How to Check for a Publicity Stunt

The editors of the Wall Street Journal remark on the decision by McDonald’s to increase the minimum wage for its company-owned store employees:

McDonald’s Corp. on Wednesday became the latest big company to raise wages for its low-income workers, announcing plans to pay at least $1 more than the local minimum wage plus some paid vacation starting July 1 for about 90,000 workers at its 1,500 corporate-owned U.S. restaurants. But don’t expect organized labor to give the company a break today, or any day, for doing so.

The wage increase is worth cheering, assuming McDonald’s can sustain it and remain competitive. The rewards of work can and do flow to all productive employees in a free-market economy, not least because talent is a business’s greatest asset.

My immediate reaction to the announcement was that it was a publicity stunt. This morning I’ve already being pounded with banner ads from the company touting its move.

While the extra dough will undoubtedly be welcome to the employees who’ll get it, how effective will the company’s announcement really be, either for the employees in all McDonalds’s stores, for employees retention in all McDonald’s stores, or for the reputation of all McDonald’s stores? I think the answer is “not very”.

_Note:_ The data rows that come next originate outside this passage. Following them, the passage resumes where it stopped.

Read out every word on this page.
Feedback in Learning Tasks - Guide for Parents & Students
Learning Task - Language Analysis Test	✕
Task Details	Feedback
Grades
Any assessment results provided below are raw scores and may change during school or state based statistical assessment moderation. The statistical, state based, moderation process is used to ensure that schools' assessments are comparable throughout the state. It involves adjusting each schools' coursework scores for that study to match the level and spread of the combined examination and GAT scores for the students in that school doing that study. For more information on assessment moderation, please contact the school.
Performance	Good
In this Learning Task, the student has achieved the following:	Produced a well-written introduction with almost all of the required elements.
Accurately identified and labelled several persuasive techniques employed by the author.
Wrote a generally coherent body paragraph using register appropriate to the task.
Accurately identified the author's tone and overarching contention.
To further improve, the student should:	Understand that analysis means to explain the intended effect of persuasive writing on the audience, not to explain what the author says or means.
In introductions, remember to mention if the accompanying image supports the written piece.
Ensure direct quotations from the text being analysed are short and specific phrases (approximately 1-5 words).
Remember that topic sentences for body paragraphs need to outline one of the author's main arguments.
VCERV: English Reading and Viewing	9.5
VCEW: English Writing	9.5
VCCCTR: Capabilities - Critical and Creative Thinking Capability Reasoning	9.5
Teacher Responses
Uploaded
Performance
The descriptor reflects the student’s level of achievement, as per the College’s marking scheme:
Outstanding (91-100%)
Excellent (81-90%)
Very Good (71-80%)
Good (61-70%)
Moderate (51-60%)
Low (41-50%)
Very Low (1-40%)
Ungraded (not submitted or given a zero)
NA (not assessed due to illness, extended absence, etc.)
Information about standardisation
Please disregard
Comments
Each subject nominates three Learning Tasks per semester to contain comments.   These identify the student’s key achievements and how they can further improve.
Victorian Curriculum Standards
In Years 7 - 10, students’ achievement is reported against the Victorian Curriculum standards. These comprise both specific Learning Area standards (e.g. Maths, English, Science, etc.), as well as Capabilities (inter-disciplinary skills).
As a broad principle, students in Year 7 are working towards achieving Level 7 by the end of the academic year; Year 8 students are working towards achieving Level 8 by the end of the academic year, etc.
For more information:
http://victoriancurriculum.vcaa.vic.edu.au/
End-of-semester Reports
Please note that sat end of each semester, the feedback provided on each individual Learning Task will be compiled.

McDonald’s owns about a fifth of its stores. The rest are owned by independent franchisees. That means that more than 350,000 minimum wage employees at McDonald’s stores won’t be affected by the pay raise compared with the 90,000 who will.

If McDonald’s is really serious about improving its public image, improving employee retention in all McDonald’s stores, and helping the employees in those stores, I have a modest proposal for doing it. Lower the franchise fees from its present 4% of monthly sales for franchisees that follow corporate’s lead and increase the lowest wage paid to employees as McDonald’s corporate has. Then we’ll know that the company is really serious and the move is more than a publicity stunt.